(no title)
tabbyjabby | 13 years ago
At no point in this article are we shown the code of this new parser. We are also told that is incomplete. So we have a parser which we can't see and which is not finished, but apparently dominates its C counterpart in performance. This leads to me to believe one of two things:
1. The parser isn't complete, and its unimplemented functionality is going to be more expensive in terms of performance than the author anticipated, thus rendering his preliminary results void.

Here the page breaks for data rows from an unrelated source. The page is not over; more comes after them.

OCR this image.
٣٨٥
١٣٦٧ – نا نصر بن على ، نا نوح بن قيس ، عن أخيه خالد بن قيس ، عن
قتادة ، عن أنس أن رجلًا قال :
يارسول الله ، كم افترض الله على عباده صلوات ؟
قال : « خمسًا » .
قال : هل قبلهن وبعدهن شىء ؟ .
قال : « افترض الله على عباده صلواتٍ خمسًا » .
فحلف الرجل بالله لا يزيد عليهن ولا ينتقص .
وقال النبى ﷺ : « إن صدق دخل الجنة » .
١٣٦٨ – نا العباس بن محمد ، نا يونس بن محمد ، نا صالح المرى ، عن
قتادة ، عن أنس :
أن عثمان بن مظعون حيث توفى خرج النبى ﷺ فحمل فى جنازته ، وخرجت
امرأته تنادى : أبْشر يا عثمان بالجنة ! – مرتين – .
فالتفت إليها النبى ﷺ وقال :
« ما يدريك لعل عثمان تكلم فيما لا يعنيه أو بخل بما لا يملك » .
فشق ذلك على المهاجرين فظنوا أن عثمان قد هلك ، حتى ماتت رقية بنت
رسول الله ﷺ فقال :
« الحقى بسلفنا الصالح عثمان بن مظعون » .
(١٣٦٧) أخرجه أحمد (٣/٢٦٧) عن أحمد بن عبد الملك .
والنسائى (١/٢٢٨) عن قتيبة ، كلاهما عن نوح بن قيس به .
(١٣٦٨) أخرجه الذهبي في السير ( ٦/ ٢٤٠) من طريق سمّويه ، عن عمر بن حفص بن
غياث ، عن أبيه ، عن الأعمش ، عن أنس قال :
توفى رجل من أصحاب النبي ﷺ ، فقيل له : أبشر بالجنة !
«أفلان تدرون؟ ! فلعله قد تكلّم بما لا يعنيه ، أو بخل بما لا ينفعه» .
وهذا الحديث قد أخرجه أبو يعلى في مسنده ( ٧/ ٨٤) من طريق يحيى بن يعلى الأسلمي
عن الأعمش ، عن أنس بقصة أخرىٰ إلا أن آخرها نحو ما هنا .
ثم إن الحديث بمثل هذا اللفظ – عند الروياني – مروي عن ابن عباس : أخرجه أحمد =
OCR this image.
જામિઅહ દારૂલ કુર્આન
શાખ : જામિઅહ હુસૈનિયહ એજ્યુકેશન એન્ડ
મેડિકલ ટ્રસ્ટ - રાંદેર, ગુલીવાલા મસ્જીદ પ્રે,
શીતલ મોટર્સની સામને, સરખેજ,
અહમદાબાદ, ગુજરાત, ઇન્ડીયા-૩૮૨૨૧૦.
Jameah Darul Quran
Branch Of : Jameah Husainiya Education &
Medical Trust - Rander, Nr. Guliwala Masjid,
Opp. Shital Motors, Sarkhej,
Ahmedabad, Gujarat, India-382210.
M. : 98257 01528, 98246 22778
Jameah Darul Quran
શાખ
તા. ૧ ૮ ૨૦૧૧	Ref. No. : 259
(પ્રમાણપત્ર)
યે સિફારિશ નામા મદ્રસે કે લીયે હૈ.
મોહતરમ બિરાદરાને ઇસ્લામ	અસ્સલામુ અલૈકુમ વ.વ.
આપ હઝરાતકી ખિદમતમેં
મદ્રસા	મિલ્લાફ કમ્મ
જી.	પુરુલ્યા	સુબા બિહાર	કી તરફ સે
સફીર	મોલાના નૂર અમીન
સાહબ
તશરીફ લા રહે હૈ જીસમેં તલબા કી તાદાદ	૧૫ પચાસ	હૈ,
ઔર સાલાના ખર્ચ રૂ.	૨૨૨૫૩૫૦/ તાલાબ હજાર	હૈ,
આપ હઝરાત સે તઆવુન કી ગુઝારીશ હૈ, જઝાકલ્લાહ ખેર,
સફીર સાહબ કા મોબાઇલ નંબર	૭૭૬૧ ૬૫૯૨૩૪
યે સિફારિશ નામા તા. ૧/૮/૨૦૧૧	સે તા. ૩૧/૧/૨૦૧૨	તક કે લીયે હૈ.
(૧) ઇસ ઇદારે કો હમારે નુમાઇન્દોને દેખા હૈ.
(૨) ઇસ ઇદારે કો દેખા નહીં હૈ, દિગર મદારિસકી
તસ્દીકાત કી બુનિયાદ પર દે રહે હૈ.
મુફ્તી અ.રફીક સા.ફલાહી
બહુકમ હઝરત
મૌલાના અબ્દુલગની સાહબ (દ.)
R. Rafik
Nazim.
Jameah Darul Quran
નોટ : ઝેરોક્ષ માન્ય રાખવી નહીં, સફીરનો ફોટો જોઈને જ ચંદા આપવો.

2. The implementation of the C extension he is comparing against is not very well optimized. As said above, I find it very hard to believe that well optimized C is going to be beaten by well optimized JavaScript.
tptacek|13 years ago
Of course, the real problem here is that he's comparing his JS code to a random blob of C code that just happens to be part of the MySQL package. Is the MySQL client library famously performant?
pcwalton|13 years ago
I think the GC issues and codegen are the most difficult, actually. When the GC bites you you rarely have any other choice than to use free lists, which are always a pain. Furthermore, JS codegen is always complicated by the fact that JS is a JIT, and so many optimizations commonplace in C compilers tend to be skipped in the name of faster compilation. (You would be amazed how many of the common JS benchmarks end up boiling down to compilation speed.)
Despite all of this, however, I'm bullish on the future of JS with respect to performance; it may lose on head-to-head competition with C, but modern JS performance is perfectly adequate even for 3D games and the like.
(Also interestingly, Emscripten works around all of these difficulties surprisingly well -- you get low-level control over memory with it; you never GC; you get LLVM's optimizations.)
SoftwareMaven|13 years ago
I am so happy that I've never had to do that in my career.
vidarh|13 years ago
In fact, if the tiny reads are still there in the MySQL C client, that in itself might explain the difference.
specialist|13 years ago
Yes. This presentation really drives that point in.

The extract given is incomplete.